Thanks, that page helps. PREEMPT_RT is wild :)

> The problem is that sleeping locks must be acquired in a context where
> sleeping is not possible. And kmalloc() may need to acquire sleeping
> locks. Therefore no memory allocations in IRQ-off sections.
>
> > Finding the documentation that states this is illegal might help me
> > understand what I should be doing instead. For example, I'm fuzzy on
> > something that's disallowed when interrupts are disabled but ok in
> > smp_callin().
>
> smp_callin() is the SMP functions call so it is not okay. Having a
> kworker would okay for instance. This however requires a fully setup
> scheduler. Having the memory allocated upfront and passing to every CPU
> would work fine, too.
>
> > One option is to do all the allocations in
> > check_unaligned_access_all_cpus(), and pass them in, but until I can
> > find the rules it's hard to verify that's a correct fix. It's also a
> > little clunky, and wouldn't apply to the hotplug path, so I want to
> > make sure it's necessary and sufficient before embarking on that
> > journey.
>
> I don't know what it does and how often it needs to be done. The
> question is would it be okay to do once on system boot or does it need
> to be done each time the CPU goes up? Is it required to be the first
> thing it does or can it be delayed to slightly later point in time?

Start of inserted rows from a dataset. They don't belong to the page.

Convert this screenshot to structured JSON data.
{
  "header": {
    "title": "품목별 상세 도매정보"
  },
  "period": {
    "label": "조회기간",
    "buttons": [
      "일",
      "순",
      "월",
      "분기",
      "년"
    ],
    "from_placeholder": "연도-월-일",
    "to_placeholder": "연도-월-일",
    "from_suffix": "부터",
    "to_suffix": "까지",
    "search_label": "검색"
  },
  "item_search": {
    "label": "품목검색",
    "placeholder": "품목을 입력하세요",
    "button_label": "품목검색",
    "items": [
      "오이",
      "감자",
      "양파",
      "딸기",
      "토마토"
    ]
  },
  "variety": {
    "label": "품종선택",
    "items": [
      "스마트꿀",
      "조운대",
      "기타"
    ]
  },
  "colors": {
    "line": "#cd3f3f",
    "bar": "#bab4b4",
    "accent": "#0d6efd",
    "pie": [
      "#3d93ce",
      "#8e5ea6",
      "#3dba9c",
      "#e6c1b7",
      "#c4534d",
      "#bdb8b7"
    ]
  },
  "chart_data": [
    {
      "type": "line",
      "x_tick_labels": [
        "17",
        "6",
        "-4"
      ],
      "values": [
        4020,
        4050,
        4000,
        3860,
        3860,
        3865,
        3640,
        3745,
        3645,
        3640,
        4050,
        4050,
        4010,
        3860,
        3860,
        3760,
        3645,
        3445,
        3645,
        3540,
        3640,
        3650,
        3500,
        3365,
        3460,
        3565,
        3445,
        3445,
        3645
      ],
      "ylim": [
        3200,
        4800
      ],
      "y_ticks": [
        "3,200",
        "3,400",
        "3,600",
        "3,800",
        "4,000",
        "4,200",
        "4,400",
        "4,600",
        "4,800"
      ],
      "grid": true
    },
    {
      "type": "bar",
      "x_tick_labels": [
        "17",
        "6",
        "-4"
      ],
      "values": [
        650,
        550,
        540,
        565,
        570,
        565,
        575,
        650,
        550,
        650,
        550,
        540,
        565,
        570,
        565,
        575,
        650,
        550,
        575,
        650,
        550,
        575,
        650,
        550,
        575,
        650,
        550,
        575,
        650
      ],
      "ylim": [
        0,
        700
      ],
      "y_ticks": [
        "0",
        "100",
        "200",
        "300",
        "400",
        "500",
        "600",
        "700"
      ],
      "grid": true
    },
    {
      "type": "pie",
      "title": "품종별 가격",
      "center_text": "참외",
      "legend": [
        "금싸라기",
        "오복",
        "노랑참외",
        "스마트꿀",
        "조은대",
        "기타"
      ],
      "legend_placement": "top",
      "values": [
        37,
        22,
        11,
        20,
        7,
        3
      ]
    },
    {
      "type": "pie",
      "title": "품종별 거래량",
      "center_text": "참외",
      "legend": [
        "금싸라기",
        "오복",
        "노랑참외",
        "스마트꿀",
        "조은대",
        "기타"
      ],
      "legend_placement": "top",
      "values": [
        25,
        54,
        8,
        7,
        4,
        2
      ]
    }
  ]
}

It's essentially a characterization we do on each CPU to figure out if
misaligned word accesses are fast or slow. This info is reported to
usermode, and potentially has kernel consumers as well (Charlie's ip
checksumming series wants to flip a static branch based on it).

In a sense I barely need the buffer, the buffer is just a runway I use
to do dummy memcpys across. I need to do it once on boot for each CPU,
and for any additional CPUs that show up via hotplug. It does not need
to be done across suspend/resume.

The patch in question was an attempt to move this work to be done in
parallel, since on systems with lots of CPUs, doing it serially in
smp_callin() was causing boot time regressions.

For boot, I think the plan I outlined should work: allocate all pages
in the initcall before calling on_each_cpu(). For hotplug, I'll have
to find a spot to allocate a buffer before the CPU comes up, so it can
use it in smp_callin().

Palmer's dropped this patch for now, so I'll plan to spin with those
changes unless anyone has thoughts on this approach.
-Evan